I have come across this issue once when the services were being started by a super user, but the user who installed it was different, they failed to start.
Going through the logs with help of Oracle revealed that some file attributes (Ownership) are changed on the fly every time services are stopped/started, so this will result in some files not being opened by the service trying to open it.
Solution : If the services were started by some other user and now you need to restore the file access, change the ownership using 'chown' command (recursively) of the 'Oracle' folder


Friday, July 6, 2012

Data Integration ?

Data Integration, simply put, is a way of pulling data from somewhere and putting it somewhere else. I must warn you that its easier said than done.

The most common uses of Data Integration are
1. Building a Central Data Repository : Suppose you have lots of databases spread across various geographies and across different platforms and the business needs to have a central database, which will contain all the data of all geographies in a uniform way.
2. Populating Databases used by Decision Support systems from Transaction Systems : You need to build a data warehouse which will contain information brought in from Transaction systems and then it will be used by BI tools for reporting and analysis
3. Metadata management : Updating Columns, adding new members in a multidimensional database etc can also come under data integration, although there are some disagreements on this.

There are many other cases where data integration tools can be used, the ones posted above are those which you will face most of the times.

Practical Issues of Data Integration
You can find various links regarding this on the net, I will be putting them here again in my words.

Format of Data : The date column in one table might be different from the date column in other. So while integrating both tables (Union) we need to make sure that the date format is uniform in target database.
formatting is perhaps the most common issue faced in integration. It can be as simple as date format or as complex as using particular rules to be written in SQL.

 Mapping : A source data value say INDIA needs to be put as REGION10 in target, Source value US = REGION4 in target, AUSTRALIA=REGION3 and like wise. This will involve using look up tables which will map the source value to a particular target value.

Data Integration time, size and method : The time taken for integration, method of loads (row by row or bulk loads) and the size of data to be loaded will decide the effectiveness of your integration tool.

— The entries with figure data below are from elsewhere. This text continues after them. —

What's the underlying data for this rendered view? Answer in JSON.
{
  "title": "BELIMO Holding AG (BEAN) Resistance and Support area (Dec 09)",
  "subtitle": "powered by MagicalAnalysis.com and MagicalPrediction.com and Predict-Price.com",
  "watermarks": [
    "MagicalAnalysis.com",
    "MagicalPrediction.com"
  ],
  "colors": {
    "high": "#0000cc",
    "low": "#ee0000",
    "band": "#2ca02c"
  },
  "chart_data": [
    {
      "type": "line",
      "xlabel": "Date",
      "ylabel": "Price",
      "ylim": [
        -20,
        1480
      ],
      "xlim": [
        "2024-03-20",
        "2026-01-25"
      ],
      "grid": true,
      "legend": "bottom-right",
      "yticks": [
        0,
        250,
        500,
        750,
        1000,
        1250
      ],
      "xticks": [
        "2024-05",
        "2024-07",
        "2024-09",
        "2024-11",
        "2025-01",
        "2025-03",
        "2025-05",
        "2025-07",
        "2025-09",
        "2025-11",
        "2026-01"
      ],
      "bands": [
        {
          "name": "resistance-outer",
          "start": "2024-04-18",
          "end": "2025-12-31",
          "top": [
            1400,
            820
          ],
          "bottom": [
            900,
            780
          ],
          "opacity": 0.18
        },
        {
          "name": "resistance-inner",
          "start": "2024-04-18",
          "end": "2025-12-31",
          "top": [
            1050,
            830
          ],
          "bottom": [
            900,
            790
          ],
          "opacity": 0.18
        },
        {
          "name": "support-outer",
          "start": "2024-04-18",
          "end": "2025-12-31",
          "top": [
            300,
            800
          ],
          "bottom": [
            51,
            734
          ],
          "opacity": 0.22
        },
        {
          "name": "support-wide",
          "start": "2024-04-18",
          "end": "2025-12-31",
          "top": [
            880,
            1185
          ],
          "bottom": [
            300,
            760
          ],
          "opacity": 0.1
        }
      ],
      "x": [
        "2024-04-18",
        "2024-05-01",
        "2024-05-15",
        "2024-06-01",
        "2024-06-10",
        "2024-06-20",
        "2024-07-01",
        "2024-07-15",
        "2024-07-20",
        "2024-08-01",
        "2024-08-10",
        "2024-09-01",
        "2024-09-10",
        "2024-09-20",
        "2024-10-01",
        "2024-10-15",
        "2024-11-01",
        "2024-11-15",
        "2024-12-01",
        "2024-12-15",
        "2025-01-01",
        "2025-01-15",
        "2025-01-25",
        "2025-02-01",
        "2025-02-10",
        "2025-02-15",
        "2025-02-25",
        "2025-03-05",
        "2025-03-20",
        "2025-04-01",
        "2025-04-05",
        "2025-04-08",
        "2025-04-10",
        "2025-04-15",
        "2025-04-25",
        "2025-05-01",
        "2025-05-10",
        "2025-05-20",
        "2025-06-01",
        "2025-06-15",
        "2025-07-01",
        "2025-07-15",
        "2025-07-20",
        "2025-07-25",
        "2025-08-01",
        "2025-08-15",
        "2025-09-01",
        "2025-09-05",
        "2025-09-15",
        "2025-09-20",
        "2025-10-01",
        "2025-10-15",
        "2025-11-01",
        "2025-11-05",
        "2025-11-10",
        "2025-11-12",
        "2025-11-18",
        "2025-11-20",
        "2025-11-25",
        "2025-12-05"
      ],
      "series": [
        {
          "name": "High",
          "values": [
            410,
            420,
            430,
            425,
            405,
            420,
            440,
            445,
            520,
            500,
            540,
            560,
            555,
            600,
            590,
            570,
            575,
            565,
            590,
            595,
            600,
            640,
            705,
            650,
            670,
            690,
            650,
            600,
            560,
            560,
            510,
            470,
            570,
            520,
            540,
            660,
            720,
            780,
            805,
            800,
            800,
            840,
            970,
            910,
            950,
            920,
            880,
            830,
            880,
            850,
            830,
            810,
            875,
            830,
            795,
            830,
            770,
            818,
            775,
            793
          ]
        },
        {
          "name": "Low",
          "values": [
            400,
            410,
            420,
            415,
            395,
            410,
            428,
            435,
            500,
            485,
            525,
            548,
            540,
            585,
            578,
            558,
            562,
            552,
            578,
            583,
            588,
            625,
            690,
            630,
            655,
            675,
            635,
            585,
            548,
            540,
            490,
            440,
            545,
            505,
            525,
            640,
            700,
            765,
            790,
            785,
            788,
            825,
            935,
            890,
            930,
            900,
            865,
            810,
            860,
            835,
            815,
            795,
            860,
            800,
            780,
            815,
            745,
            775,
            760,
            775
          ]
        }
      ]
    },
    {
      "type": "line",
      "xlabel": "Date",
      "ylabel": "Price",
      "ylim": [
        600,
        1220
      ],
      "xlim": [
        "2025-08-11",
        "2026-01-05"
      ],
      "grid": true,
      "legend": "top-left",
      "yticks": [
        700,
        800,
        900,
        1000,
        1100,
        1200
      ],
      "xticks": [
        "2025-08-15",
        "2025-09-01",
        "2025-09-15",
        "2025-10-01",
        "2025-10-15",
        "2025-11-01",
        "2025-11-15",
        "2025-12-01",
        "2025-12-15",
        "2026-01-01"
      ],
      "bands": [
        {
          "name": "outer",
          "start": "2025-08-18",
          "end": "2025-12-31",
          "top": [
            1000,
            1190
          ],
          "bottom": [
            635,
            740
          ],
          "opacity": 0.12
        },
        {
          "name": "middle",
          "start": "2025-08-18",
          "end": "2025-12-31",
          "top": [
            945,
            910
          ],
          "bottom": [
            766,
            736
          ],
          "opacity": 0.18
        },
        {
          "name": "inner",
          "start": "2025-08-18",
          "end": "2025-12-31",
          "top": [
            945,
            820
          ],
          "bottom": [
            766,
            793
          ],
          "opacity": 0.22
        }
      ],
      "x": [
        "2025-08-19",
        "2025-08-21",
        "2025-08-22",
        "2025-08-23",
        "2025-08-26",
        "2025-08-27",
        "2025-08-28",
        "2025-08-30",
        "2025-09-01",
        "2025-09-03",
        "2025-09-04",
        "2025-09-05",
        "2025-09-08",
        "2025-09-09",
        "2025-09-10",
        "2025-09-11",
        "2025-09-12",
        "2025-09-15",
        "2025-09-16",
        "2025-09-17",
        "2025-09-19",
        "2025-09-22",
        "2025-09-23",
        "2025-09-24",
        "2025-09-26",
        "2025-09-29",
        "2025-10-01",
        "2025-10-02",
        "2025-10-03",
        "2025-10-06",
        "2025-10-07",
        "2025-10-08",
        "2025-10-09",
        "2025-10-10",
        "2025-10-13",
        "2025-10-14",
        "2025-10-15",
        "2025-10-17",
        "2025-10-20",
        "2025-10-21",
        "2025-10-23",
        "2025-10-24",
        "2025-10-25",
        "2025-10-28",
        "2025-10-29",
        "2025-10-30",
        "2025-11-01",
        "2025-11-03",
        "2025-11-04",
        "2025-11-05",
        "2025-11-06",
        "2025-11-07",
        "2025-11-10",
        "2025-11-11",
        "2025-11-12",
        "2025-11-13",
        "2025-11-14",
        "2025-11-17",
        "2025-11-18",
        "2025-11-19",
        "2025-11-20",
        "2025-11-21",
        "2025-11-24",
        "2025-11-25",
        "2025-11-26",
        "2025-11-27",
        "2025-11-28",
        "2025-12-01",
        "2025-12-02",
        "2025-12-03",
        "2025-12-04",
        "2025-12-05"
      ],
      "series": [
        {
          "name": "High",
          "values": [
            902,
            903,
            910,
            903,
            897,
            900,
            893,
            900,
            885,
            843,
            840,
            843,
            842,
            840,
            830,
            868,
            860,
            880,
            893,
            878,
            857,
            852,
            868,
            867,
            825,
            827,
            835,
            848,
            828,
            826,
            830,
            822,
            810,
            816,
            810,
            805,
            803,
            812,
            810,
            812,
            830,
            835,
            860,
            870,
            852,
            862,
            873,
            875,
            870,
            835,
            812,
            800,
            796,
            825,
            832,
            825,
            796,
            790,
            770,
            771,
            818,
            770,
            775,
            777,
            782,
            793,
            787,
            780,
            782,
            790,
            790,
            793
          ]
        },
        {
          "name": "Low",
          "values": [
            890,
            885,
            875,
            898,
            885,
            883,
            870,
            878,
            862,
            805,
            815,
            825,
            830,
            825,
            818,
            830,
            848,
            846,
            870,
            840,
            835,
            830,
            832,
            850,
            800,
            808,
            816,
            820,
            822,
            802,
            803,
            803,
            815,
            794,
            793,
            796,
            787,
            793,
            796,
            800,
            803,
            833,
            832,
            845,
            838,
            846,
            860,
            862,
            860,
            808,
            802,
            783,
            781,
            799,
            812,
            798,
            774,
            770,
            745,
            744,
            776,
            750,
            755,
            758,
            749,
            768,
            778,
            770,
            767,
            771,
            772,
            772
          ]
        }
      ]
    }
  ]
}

Scheduling : Data Integration process need to be scheduled properly so that there are no inconsistencies. eg. If you start a data integration process while the source transaction systems are still being updated, the target may or may not have the correct data.

Consistency : The data needs to be consistent across source and target at all times. Changed data capture is a very important aspect in the field of Data Integration.